First, we'll look at silhouette distance. Silhouette distance is the ratio of the difference between in-cluster dissimilarity, the closest out-of-cluster dissimilarity, and the maximum of these two values. It can be thought of as a measure of how separate the clusters are.

Let's look at the distribution of distances from the points to the cluster centers; it's useful to understand silhouette distances:

>>> from sklearn import metrics
>>> silhouette_samples = metrics.silhouette_samples(blobs, 
                         kmean.labels_)
>>> np.column_stack((classes[:5], silhouette_samples[:5]))

array([[ 1.,  0.87617292],
       [ 1.,  0.89082363],
       [ 1.,  0.88544994],
       [ 1.,  0.91478369],
       [ 1.,  0.91308287]])
>>> f, ax = plt.subplots(figsize=(10, 5))

>>> ax.set_title("Hist of Silhouette Samples")
>>> ax.hist(silhouette_samples)

The following is the output:

How to do it…

Notice that generally the higher the number of coefficients are closer to 1 (which is good) the better the score.

How it works…

The average of the silhouette coefficients is often used to describe the entire model's fit:

>>> silhouette_samples.mean()
0.57130462953339578

It's very common; in fact, the metrics module exposes a function to arrive at the value we just got:

>>> metrics.silhouette_score(blobs, kmean.labels_)
0.57130462953339578

Now, let's fit the models of several cluster counts and see what the average silhouette score looks like:

# first new ground truth
>>> blobs, classes = make_blobs(500, centers=10)
>>> sillhouette_avgs = []

# this could take a while
>>> for k in range(2, 60):
       kmean = KMeans(n_clusters=k).fit(blobs)
       sillhouette_avgs.append(metrics.silhouette_score(blobs, 
                               kmean.labels_))

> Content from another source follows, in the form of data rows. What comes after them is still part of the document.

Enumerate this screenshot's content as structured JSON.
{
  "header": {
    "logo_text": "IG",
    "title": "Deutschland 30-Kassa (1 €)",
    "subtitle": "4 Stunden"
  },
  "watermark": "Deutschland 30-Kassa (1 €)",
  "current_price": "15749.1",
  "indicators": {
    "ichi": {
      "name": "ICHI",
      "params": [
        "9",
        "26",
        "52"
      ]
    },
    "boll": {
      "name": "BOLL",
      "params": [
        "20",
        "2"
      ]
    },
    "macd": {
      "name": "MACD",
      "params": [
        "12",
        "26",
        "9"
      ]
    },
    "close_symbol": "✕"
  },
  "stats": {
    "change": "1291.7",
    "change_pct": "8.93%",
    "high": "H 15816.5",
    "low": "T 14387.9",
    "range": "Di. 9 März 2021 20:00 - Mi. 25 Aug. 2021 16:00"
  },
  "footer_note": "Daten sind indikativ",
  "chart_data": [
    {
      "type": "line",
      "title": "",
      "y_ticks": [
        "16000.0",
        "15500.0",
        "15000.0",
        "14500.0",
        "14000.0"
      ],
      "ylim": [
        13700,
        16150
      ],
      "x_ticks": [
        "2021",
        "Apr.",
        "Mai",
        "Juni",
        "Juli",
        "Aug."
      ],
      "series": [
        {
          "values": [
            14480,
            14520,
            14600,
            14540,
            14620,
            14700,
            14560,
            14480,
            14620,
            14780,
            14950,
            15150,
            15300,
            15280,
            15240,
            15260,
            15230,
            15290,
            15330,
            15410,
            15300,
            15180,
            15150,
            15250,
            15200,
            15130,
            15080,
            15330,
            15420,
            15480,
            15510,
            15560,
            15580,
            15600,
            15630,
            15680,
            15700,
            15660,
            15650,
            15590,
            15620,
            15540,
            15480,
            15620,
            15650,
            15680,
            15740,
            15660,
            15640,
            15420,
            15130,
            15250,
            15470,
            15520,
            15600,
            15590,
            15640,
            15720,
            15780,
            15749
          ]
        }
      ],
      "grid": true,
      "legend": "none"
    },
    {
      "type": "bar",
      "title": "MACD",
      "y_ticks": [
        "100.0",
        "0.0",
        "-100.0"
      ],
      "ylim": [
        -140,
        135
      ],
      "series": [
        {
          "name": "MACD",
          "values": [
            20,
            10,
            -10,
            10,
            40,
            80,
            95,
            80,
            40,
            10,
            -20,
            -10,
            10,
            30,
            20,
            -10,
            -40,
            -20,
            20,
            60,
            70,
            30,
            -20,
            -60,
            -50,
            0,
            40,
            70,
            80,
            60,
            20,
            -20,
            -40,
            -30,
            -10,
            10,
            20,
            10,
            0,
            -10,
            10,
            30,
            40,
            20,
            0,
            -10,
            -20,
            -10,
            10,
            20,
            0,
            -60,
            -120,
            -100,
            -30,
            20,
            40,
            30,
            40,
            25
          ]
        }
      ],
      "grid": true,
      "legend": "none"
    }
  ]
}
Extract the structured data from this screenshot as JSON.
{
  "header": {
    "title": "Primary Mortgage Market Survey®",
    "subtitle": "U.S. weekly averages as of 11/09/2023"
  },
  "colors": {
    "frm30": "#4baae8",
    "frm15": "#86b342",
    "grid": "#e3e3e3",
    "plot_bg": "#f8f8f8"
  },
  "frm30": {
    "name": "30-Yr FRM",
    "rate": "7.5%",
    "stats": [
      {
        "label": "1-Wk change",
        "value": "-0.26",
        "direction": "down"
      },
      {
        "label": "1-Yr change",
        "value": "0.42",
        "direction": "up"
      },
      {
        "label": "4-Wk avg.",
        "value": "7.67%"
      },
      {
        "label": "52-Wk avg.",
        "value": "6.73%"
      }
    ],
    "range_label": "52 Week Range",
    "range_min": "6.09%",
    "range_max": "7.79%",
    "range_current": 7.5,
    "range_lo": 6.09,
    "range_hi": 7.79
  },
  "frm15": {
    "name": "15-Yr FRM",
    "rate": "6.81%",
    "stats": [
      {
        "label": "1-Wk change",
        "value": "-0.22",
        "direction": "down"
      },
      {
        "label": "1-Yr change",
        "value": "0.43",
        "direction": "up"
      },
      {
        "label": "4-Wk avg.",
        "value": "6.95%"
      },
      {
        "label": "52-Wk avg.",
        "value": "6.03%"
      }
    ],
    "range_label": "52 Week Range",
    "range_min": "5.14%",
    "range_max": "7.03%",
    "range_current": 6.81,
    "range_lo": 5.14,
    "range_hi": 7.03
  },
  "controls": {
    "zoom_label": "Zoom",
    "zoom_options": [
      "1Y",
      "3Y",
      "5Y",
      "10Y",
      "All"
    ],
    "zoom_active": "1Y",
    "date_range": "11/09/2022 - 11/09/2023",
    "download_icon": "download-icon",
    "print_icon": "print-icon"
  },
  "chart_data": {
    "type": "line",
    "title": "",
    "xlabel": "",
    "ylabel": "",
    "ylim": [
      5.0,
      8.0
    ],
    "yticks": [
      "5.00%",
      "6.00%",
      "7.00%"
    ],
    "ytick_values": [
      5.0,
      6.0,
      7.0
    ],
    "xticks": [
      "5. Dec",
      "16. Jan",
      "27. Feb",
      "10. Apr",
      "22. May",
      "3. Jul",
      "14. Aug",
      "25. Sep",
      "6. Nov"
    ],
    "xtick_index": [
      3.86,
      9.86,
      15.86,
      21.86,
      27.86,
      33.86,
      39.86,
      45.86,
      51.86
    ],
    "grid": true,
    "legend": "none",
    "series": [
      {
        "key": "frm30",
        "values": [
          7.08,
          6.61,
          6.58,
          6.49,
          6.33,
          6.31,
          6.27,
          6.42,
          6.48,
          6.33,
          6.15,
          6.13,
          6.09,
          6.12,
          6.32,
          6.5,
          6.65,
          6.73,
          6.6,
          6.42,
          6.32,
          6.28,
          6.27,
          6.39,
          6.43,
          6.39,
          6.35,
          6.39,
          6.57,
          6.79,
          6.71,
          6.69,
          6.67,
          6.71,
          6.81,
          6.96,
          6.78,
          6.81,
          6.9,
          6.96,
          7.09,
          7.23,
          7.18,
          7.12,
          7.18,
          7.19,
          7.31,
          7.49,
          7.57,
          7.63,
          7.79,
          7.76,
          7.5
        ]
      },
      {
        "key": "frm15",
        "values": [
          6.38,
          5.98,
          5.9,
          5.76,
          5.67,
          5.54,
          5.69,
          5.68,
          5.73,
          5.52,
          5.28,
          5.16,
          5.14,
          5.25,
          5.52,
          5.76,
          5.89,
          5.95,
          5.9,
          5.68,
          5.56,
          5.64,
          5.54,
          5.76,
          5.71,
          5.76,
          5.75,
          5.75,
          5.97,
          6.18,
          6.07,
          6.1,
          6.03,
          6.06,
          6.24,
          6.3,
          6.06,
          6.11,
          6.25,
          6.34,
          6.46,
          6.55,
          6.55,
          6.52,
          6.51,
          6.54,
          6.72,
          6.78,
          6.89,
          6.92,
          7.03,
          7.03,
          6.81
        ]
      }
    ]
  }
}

>>> f, ax = plt.subplots(figsize=(7, 5))
>>> ax.plot(sillhouette_avgs)

The following is the output:

How it works…

This plot shows that the silhouette averages as the number of centroids increase. We can see that the optimum number, according to the data generating process, is 3, but here it looks like it's around 6 or 7. This is the reality of clustering; quite often, we won't get the correct number of clusters, we can only really hope to estimate the number of clusters to some approximation.